En 'Indiana Jones y el Reino de la Calavera de Cristal', en busca del cine perdido
A pesar de que iba prevenido y predispuesto a buscar las cosas positivas, la última película de Indiana Jones no ha logrado convencerme. Creo que inicialmente, los señores Lucas y Spielberg tenían una idea buena, pero la negativa, con exquisito acento escocés, de Sean Connery a participar en el proyecto da la sensación de que lo ofrecido en la pantalla es el “plan B” de la resurrección del arqueólogo. Y nos tenemos que conformar con ello, pero yo soy un inconformista.

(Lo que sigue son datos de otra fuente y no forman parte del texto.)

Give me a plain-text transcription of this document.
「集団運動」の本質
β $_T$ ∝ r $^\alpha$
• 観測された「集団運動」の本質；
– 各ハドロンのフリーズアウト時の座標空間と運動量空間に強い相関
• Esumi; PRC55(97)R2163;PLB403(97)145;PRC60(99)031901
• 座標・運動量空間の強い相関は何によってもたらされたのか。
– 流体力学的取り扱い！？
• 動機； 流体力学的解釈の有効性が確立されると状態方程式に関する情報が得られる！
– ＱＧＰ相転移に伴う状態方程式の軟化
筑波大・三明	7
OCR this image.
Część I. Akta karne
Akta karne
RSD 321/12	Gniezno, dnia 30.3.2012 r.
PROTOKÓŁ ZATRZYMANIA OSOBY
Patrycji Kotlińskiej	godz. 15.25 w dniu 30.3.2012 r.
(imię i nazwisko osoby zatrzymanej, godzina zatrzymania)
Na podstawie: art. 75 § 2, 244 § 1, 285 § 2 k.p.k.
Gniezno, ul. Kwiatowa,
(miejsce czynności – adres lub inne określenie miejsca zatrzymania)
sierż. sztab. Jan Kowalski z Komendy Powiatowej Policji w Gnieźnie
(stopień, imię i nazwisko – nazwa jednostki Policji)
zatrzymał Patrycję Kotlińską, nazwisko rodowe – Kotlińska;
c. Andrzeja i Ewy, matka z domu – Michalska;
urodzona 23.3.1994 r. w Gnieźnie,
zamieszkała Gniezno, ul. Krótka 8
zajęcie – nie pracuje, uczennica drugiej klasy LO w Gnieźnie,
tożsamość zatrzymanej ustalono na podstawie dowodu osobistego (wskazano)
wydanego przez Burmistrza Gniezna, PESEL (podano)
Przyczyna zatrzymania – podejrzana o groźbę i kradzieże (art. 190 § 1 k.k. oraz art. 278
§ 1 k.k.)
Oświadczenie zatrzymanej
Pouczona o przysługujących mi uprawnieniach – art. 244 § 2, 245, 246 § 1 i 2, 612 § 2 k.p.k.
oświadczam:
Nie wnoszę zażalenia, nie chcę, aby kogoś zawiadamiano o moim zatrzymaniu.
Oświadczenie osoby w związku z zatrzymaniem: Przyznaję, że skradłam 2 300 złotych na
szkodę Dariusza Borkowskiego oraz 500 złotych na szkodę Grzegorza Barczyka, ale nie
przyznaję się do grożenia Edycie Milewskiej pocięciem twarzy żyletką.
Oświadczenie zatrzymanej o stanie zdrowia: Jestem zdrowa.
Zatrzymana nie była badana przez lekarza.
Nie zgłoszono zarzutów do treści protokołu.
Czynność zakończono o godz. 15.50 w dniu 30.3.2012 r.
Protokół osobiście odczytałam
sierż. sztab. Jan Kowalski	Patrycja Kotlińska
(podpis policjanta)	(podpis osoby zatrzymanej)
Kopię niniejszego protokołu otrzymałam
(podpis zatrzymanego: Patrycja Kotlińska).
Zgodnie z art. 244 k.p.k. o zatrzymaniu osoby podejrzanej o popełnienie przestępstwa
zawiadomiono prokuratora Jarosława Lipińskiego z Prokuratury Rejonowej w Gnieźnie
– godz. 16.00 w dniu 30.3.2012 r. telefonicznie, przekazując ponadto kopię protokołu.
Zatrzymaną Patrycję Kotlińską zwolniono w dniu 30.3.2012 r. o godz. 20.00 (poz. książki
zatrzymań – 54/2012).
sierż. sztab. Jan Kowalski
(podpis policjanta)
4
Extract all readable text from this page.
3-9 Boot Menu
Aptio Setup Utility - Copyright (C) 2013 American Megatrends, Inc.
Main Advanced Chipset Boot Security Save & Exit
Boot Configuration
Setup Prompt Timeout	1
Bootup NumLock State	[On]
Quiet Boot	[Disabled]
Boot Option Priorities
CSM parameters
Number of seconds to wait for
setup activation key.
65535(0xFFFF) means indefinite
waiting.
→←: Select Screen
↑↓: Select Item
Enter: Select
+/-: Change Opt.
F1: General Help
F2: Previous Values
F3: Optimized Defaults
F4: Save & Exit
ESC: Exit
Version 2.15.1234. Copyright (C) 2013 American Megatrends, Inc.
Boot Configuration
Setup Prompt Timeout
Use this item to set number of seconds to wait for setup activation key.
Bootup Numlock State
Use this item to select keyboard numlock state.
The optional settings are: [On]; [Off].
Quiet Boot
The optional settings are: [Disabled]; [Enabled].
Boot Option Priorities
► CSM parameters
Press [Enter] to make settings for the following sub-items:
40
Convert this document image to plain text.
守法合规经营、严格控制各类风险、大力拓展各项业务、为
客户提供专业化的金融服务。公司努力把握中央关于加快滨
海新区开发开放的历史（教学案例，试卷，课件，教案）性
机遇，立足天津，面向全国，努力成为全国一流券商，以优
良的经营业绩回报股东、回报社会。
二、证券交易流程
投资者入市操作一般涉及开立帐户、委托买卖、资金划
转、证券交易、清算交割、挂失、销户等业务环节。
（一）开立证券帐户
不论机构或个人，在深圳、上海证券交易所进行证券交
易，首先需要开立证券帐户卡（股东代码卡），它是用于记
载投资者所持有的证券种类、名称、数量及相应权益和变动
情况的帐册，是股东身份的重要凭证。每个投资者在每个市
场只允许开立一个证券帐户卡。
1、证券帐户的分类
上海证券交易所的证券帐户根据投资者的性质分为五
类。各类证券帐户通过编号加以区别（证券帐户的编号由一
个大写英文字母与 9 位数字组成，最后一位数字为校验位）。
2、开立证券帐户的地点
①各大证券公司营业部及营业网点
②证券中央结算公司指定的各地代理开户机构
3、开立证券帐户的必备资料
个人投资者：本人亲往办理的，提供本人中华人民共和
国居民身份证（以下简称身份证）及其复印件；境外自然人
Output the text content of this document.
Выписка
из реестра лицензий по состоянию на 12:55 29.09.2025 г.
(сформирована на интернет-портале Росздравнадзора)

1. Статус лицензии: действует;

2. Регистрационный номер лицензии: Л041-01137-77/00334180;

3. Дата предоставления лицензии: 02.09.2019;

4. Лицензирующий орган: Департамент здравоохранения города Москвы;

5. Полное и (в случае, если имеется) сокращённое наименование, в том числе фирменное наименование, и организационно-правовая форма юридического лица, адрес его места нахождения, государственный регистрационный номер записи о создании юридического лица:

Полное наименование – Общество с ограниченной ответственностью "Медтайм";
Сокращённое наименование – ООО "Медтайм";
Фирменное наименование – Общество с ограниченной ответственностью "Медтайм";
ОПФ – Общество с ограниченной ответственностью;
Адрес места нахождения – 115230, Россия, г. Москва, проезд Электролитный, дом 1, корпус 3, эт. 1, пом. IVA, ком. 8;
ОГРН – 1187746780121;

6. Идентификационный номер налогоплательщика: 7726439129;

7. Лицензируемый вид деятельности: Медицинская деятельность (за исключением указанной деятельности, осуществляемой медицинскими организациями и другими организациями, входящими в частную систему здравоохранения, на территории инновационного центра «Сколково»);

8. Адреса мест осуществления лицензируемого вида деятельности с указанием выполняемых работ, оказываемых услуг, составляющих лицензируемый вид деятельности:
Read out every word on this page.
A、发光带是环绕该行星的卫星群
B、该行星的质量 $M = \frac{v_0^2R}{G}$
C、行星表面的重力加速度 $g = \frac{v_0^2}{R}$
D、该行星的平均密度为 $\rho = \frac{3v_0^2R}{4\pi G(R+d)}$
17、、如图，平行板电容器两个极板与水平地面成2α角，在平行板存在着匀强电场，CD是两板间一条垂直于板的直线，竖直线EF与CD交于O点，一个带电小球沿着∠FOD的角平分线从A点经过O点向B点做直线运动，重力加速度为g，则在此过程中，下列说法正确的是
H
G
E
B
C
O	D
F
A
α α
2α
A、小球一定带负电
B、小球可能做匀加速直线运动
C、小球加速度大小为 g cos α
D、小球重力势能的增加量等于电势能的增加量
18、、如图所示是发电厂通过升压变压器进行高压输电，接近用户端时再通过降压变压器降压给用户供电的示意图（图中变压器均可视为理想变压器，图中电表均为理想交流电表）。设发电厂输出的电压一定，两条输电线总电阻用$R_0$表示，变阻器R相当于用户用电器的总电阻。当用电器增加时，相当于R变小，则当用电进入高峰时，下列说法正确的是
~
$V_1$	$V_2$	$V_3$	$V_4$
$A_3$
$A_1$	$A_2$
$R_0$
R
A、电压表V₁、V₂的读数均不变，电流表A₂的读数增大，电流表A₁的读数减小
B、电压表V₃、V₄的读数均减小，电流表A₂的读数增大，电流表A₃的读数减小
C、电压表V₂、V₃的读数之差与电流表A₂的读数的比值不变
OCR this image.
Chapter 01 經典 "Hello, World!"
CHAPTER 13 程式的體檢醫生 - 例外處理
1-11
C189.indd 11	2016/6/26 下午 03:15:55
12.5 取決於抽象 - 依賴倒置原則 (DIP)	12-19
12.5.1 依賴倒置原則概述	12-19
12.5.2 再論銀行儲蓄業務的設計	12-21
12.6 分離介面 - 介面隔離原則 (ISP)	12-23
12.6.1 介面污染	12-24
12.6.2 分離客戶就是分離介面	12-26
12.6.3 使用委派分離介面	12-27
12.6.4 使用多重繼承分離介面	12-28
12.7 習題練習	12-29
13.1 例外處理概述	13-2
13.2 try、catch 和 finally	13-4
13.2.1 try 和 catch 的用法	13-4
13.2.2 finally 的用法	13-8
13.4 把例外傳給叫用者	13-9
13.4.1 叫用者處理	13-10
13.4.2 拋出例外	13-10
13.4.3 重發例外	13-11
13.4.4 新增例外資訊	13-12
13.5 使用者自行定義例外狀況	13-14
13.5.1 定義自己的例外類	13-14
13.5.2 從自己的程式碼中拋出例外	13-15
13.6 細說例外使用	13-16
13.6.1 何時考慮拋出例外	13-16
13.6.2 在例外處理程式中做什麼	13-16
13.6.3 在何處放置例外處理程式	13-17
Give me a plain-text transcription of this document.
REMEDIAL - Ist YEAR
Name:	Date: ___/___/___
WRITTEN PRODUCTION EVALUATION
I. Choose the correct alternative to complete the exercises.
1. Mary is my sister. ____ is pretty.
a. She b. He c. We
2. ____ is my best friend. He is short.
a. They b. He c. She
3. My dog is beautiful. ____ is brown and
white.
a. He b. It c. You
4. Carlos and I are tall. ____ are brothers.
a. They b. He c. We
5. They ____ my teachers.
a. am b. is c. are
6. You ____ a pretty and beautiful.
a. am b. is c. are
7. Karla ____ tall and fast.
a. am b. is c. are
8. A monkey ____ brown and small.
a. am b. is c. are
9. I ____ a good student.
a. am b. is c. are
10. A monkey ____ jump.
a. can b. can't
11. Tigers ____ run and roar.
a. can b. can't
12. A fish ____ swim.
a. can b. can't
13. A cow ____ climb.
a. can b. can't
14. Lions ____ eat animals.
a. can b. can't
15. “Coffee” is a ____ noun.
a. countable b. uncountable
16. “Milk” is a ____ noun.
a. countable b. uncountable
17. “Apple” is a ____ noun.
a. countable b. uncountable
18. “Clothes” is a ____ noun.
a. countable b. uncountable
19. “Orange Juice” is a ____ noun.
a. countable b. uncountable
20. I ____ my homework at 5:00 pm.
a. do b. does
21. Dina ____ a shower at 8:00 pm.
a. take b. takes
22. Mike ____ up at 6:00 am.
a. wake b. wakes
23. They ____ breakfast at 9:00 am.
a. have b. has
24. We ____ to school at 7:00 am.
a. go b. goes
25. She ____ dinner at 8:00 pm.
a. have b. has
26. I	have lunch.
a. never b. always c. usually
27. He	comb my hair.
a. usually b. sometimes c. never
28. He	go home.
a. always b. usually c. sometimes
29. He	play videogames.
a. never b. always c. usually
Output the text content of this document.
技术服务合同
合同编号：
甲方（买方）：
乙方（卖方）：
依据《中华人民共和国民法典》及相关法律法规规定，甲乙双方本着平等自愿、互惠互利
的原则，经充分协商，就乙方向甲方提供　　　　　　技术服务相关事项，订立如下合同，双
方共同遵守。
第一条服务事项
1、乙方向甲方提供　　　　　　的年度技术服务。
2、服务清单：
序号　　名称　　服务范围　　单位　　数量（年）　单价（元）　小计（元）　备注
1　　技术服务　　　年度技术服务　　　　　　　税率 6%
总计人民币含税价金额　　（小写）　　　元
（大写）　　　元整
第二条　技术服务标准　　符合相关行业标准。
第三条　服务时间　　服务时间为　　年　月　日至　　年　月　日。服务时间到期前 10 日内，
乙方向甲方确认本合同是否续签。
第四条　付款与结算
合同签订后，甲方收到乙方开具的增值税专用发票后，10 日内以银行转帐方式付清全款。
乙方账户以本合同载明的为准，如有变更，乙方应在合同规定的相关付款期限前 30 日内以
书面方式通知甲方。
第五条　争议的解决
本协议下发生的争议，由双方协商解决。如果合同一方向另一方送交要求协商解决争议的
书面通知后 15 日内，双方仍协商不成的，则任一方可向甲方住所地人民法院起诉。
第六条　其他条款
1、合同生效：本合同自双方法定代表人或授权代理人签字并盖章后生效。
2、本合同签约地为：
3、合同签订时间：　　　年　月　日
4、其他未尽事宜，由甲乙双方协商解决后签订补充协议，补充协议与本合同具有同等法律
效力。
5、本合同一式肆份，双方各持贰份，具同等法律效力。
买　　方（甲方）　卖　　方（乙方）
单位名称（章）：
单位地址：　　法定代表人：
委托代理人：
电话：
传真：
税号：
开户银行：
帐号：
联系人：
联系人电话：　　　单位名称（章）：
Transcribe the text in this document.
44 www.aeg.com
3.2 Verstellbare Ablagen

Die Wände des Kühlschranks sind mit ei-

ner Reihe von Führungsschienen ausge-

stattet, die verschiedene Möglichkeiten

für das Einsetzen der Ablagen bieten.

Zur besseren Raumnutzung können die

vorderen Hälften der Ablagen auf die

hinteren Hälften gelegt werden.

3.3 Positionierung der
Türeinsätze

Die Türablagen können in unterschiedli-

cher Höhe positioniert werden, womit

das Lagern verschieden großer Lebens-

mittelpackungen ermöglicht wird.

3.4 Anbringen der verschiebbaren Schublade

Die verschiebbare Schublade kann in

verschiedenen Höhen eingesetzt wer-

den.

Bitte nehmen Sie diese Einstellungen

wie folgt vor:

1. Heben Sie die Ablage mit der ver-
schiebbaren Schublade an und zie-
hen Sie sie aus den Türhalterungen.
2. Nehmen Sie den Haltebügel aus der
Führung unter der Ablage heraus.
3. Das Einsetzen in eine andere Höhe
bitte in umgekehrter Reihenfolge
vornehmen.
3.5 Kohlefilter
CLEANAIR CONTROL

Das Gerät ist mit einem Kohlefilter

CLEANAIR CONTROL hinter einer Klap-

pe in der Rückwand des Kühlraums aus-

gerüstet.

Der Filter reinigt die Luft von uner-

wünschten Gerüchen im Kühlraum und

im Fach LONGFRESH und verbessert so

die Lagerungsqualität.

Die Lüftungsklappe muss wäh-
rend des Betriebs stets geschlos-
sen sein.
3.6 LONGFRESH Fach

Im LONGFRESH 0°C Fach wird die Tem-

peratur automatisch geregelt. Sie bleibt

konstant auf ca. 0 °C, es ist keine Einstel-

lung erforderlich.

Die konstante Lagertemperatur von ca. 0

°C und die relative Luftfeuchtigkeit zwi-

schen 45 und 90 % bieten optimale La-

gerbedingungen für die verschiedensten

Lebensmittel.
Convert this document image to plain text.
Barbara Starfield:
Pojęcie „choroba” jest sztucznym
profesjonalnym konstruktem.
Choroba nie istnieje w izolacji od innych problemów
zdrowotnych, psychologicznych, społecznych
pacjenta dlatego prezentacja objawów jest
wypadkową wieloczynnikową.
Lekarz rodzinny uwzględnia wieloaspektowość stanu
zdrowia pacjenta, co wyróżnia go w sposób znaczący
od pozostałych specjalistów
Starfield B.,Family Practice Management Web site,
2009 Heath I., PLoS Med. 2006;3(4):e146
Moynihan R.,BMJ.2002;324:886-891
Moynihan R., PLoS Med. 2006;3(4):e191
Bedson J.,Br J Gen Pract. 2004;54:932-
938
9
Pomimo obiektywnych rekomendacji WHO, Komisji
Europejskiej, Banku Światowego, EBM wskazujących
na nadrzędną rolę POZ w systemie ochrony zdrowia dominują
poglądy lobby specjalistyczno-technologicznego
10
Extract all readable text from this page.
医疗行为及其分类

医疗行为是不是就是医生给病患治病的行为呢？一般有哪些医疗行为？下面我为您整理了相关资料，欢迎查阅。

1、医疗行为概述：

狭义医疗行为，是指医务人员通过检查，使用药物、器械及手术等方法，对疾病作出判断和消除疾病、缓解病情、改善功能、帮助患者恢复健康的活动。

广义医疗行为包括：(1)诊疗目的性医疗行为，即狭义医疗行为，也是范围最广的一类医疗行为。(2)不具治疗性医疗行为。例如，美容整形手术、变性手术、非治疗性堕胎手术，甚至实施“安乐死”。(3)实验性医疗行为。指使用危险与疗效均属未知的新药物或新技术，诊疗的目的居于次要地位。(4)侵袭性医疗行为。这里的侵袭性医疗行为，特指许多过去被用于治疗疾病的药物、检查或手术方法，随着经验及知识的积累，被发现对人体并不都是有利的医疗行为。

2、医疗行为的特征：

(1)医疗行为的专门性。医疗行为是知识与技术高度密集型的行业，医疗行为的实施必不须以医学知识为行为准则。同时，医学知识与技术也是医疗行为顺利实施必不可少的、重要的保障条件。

La sensación que tuve al salir del cine no fue tan nefasta como la que tuve después de ver el “Episodio I”, pero definitivamente no aceptamos barco como animal de compañía. Se confirma que George Lucas ha escogido como deporte cagar sobre sus propios logros y vender la mierda. En este caso ayudado por un Spielberg el cual, ante la imposibilidad cronológica de meter nazis, ha tirado de su otro comodín: los extraterrestres. No en vano Indiana Jones comparte siglas con Iker Jimenez. Por supuesto los malos malosos son imprescindibles, y si no son nazis pues…. rusos, va. Por que si, por que me apetece.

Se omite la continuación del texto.